Well-known polygynous bird species include:
- Birds of paradise – Males display elaborate plumage and courtship dances on communal display grounds.
- Peafowl – Males have iridescent trains and stay vigilant over harems of drab peahens.
- Greater sage-grouse – Males congregate on leks where they strut and flash to attract females.
- Red-winged blackbirds – Males defend breeding territories packed with multiple nesting females.
- Wild turkeys – Dominant males attract harems while fighting off subordinate male challengers.
- European bee-eaters – Males excavate nesting colonies occupied by multiple females.
These species exhibit classic polygynous patterns of behavior, ecology, and sexual dimorphism centered around maximizing male mating success.
How does polygyny contrast with other mating systems?
Polygyny contrasts with other bird mating systems in key ways:
- Monogamy – Exclusive male-female bonds, shared parental duties, reduced sexual dimorphism.
- Polyandry – Females mate with multiple males who provide care.
- Promiscuity – Both sexes mate freely without pair bonds.
- Polygynandry – Males and females both acquire multiple mates.

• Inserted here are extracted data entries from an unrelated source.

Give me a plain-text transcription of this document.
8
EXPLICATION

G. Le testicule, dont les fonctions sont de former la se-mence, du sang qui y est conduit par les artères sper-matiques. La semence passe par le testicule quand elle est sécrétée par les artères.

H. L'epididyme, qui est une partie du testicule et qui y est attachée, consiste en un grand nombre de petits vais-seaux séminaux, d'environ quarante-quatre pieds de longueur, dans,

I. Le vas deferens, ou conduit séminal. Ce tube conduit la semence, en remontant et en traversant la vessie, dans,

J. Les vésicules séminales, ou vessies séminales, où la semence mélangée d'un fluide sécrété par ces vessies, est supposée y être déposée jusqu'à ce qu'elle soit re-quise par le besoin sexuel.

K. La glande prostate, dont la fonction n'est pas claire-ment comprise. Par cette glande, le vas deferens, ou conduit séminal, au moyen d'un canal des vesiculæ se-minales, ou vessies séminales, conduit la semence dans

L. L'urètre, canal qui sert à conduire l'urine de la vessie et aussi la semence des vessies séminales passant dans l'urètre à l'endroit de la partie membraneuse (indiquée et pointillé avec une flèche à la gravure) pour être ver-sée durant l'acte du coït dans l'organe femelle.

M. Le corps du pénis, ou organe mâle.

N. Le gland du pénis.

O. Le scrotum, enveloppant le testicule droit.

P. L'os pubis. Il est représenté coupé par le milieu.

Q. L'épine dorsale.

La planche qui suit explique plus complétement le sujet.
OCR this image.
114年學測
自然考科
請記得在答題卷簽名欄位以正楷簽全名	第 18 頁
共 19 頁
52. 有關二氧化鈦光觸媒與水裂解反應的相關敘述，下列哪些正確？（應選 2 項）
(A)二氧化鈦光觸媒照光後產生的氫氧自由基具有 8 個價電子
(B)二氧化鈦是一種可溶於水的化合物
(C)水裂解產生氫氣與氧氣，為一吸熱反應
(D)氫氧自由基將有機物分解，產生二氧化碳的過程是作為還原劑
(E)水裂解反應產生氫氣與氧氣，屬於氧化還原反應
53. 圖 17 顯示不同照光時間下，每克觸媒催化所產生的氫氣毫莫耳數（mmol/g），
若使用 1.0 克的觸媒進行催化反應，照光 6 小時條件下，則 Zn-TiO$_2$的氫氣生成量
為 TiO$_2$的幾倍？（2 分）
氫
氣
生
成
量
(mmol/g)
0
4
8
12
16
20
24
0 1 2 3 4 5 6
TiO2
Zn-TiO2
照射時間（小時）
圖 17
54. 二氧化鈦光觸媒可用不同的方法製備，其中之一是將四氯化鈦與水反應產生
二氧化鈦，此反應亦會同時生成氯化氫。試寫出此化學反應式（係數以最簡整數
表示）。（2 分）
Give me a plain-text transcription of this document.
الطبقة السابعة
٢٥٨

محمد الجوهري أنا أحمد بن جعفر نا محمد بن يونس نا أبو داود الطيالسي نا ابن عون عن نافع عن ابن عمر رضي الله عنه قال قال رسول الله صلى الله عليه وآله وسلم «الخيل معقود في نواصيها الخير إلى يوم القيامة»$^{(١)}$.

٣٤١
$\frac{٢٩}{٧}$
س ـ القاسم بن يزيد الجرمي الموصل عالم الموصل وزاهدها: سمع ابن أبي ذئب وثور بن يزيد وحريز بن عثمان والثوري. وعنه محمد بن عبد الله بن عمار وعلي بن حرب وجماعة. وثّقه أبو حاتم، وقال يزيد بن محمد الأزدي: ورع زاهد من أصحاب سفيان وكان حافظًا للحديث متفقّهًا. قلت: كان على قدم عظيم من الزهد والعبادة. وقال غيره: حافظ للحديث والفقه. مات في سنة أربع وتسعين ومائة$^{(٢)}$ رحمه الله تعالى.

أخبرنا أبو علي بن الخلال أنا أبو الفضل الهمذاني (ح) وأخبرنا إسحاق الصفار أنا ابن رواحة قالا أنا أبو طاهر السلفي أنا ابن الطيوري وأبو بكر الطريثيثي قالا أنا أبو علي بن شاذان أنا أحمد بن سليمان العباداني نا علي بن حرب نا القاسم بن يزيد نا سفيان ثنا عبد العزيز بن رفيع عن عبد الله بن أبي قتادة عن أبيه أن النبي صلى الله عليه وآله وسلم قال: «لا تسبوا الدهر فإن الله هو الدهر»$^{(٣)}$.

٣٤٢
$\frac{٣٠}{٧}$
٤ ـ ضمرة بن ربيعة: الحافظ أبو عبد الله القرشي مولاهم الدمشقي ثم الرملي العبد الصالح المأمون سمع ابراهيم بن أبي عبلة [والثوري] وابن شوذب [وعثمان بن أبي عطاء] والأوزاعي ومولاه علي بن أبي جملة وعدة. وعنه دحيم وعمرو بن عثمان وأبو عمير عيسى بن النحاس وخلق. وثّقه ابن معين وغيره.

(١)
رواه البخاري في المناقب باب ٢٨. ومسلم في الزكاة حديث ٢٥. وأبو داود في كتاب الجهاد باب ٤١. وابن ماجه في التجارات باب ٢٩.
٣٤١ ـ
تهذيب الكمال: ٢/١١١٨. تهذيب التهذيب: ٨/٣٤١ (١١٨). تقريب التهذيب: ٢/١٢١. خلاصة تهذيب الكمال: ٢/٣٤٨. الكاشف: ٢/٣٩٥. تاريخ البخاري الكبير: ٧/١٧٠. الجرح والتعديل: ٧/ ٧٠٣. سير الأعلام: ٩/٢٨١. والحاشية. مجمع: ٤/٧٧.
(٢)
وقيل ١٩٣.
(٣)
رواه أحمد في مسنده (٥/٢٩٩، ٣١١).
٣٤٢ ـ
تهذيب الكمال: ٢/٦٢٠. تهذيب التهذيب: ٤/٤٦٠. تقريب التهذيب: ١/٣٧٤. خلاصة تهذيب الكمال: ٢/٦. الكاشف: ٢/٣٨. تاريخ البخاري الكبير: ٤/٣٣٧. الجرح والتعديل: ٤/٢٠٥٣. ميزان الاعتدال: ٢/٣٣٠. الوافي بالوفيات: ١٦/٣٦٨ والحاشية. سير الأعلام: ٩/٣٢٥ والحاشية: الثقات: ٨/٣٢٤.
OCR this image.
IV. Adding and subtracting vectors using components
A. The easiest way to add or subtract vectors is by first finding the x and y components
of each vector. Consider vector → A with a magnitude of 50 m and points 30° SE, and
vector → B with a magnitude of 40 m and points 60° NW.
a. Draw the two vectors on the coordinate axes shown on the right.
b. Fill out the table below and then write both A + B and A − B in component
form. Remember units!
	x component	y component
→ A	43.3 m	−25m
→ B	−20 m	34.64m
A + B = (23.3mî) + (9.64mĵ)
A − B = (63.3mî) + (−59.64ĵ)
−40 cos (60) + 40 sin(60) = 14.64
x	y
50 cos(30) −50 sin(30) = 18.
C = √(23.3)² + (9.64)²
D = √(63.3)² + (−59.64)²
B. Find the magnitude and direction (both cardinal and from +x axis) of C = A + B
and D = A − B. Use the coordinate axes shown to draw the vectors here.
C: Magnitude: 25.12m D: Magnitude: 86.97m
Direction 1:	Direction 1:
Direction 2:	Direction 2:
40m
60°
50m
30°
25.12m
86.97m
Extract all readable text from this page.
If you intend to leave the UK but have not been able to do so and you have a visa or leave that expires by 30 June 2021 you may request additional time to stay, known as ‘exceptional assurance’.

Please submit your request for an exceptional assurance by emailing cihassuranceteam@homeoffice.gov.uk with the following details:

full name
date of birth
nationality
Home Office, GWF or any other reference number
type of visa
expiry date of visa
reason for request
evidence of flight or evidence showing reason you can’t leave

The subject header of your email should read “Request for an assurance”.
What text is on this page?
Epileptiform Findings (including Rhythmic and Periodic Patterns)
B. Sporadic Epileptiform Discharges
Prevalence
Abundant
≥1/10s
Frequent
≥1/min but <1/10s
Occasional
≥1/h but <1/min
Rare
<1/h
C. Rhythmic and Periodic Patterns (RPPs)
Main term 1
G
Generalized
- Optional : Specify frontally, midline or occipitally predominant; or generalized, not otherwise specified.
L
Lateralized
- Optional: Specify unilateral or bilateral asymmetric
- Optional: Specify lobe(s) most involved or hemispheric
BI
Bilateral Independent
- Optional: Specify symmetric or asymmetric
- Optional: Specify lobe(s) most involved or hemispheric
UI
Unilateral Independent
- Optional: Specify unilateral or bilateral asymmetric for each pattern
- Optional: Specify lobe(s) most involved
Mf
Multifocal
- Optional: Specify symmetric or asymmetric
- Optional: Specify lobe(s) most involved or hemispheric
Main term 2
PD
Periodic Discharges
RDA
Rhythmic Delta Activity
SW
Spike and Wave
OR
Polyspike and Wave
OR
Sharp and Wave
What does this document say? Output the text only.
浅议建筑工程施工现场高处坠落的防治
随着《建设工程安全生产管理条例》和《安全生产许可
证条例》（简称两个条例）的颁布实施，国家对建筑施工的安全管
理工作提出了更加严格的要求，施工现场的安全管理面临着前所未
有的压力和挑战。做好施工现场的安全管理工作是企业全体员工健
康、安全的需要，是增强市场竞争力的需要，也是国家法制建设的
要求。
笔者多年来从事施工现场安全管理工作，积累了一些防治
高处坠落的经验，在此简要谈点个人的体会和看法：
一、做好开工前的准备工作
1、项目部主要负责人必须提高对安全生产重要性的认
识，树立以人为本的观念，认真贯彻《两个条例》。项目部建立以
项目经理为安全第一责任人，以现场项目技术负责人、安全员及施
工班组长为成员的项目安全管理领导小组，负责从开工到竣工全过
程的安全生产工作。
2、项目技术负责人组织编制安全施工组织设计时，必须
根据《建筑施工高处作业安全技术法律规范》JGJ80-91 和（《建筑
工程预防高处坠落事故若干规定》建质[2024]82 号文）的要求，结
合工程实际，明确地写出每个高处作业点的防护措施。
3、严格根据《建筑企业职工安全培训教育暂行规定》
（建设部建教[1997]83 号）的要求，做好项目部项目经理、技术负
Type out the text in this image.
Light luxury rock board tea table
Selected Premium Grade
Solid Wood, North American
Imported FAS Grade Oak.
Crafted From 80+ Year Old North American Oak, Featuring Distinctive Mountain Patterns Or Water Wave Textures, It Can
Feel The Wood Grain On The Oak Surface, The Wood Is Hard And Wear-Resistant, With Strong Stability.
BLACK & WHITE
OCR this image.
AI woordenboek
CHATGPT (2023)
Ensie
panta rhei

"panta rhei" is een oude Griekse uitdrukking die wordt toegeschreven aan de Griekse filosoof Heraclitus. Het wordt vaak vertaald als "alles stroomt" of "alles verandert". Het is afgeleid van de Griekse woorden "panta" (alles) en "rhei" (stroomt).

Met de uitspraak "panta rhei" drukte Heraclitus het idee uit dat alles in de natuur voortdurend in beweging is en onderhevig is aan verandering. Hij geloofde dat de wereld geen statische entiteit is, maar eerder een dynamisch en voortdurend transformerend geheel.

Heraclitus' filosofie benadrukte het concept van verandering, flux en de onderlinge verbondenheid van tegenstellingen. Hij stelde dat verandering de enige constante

Polygyny is unique in the unequal parental investment by males, the ability of some males to monopolize female access, and the overt competition between males for mates.
Conclusion
Polygyny is a mating system driven by strong sexual selection in males, as the upper limit on male reproductive success is determined by access to fertile females. It leads to adaptations and behaviors centered around male competition for mates, including elaborate ornaments, displays, and aggression. While polygyny advantages dominant males, it leaves females bearing the full burden of parental care. Understanding polygyny requires weighing the evolutionary benefits for males against the reproductive costs incurred by females.